Mark Zuckerberg is taking a EuroTrip, but it’s no holiday.
The Facebook CEO is in Munich today, expected to welcome tax reform on tech companies in a speech, even if it means his firm has to pay more. On Monday, Zuck will meet with top EU digital authorities two days before they present their plan to rein in US and Chinese tech giants.
Big Tech’s years of flying below the regulatory radar are over. Apple, Microsoft, Amazon, Alphabet, and Facebook are the most valuable publicly traded companies in the world, in that order, worth well over $5 trillion collectively. Now they are being investigated worldwide for anticompetitive practices.

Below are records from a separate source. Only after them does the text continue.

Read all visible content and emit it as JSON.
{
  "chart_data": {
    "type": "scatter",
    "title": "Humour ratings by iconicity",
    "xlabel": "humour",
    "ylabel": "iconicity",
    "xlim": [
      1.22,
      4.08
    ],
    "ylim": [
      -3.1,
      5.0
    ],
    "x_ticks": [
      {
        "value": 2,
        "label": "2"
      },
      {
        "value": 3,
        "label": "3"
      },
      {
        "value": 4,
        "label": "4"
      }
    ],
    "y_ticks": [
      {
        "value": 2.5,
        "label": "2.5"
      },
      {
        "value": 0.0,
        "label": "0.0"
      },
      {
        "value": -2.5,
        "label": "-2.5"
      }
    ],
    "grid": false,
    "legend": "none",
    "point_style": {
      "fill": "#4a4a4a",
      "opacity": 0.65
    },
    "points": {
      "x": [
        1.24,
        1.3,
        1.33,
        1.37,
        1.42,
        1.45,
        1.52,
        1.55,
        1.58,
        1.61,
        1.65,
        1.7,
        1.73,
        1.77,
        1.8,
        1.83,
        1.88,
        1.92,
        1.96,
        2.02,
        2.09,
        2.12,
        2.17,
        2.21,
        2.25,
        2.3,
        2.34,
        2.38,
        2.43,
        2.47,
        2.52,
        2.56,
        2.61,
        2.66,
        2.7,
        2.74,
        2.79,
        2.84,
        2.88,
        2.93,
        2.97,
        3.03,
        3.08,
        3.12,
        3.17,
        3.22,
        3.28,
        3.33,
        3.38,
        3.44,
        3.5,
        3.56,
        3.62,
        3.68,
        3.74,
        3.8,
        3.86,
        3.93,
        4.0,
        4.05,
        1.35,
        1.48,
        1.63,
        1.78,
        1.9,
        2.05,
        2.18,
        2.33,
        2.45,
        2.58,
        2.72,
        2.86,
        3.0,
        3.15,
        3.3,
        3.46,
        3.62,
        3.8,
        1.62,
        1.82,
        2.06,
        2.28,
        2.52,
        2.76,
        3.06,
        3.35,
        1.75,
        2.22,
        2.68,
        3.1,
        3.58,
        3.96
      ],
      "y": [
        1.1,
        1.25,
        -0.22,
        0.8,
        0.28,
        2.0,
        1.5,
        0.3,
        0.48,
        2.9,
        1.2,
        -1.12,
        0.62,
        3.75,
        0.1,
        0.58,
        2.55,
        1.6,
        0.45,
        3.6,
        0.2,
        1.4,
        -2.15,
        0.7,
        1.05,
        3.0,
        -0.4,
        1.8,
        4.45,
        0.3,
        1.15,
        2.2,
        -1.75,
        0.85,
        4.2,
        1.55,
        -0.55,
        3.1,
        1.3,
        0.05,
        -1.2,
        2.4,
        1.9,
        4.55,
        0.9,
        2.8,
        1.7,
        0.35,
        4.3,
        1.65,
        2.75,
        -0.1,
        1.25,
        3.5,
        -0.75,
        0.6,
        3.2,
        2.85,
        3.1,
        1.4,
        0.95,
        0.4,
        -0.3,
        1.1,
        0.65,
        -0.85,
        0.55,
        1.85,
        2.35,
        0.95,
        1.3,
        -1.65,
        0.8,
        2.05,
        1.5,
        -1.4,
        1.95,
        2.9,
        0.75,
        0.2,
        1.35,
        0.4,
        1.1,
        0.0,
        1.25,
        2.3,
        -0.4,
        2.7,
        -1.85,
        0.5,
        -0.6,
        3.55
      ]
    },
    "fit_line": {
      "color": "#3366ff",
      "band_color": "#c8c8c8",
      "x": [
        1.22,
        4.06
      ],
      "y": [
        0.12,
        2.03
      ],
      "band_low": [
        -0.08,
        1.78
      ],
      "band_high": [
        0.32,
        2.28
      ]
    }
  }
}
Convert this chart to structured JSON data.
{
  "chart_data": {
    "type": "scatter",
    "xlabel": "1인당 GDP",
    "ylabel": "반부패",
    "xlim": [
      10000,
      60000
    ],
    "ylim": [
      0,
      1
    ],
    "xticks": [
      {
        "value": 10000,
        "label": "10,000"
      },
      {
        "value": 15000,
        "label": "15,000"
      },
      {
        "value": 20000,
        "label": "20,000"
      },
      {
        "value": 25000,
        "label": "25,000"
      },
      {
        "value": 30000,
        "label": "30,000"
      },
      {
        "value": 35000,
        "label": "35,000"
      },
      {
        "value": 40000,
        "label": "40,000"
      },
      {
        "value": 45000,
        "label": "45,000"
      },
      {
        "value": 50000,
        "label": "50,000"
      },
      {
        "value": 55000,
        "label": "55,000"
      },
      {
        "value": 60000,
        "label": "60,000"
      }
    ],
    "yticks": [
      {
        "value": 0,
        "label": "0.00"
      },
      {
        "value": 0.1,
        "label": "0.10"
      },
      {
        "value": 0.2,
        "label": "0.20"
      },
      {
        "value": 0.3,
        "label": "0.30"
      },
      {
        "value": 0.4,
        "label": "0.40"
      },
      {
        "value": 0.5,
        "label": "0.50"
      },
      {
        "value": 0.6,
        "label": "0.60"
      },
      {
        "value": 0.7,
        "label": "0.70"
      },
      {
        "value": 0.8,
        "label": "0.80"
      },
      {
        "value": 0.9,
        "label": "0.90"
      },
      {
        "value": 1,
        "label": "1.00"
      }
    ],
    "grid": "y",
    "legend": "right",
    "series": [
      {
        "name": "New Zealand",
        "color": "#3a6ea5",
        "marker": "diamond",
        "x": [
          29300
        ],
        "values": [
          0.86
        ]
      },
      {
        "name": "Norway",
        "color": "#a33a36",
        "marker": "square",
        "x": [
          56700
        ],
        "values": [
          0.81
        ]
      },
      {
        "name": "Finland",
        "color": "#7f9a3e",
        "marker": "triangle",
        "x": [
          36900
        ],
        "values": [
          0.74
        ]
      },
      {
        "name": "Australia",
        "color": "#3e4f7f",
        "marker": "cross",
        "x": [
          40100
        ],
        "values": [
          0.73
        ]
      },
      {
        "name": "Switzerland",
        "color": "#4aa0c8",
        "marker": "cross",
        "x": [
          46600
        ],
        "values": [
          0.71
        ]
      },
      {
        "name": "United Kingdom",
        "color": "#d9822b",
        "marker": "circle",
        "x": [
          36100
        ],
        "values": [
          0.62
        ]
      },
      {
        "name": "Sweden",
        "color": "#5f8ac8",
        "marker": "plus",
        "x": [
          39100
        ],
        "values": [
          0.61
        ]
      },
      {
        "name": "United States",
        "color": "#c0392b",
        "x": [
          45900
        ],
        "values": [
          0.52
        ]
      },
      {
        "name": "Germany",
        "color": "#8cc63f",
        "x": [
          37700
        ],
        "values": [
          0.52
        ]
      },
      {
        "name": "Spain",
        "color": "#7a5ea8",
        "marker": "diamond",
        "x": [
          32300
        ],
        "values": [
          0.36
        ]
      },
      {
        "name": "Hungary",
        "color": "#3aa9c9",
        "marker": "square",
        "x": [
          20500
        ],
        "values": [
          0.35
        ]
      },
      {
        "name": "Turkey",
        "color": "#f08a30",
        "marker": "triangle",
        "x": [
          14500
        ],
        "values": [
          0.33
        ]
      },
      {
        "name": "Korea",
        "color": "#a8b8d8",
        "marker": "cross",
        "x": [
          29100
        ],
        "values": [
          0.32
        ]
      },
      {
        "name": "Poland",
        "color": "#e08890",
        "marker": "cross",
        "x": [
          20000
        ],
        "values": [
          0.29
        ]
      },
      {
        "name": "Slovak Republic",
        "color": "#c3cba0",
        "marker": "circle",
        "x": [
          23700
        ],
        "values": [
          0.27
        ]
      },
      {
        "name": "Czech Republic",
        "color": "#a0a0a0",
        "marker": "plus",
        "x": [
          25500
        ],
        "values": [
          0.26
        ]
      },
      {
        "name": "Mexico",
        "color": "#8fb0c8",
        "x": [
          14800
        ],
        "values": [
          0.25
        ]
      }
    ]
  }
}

This week, the US Federal Trade Commission ordered these five firms to provide information on their past decade of acquisitions. Meanwhile, Google went to EU General Court to appeal a €2.4 billion (about $2.6 billion) fine imposed on it by Brussels in 2017 for unfairly demoting competitors in shopping searches. In a twist, one judge hearing the company out suggested the fine should have been even higher.
While Google is still haggling over the two-year-old fine (equal to just 2.5% of its revenue that year), European regulators have broadly shifted the thrust of their competitive inquiries from rankings to data.
Margrethe Vestager, the EU’s digital and competition chief, is at various stages of examining Amazon, Google, and Facebook for their data practices, including the question of whether these companies use the data they collect from third parties to develop competing products. Vestager and fellow EU commissioner Thierry Breton are expected next week to share details on a so-called digital single market, designed to boost European firms by breaking Big Tech’s viselike grip on the data economy.
What better time, then, for Zuckerberg to pay a visit to Europe? The eyes of Vestager and other global antitrust regulators are on him regardless. He may as well seek an audience.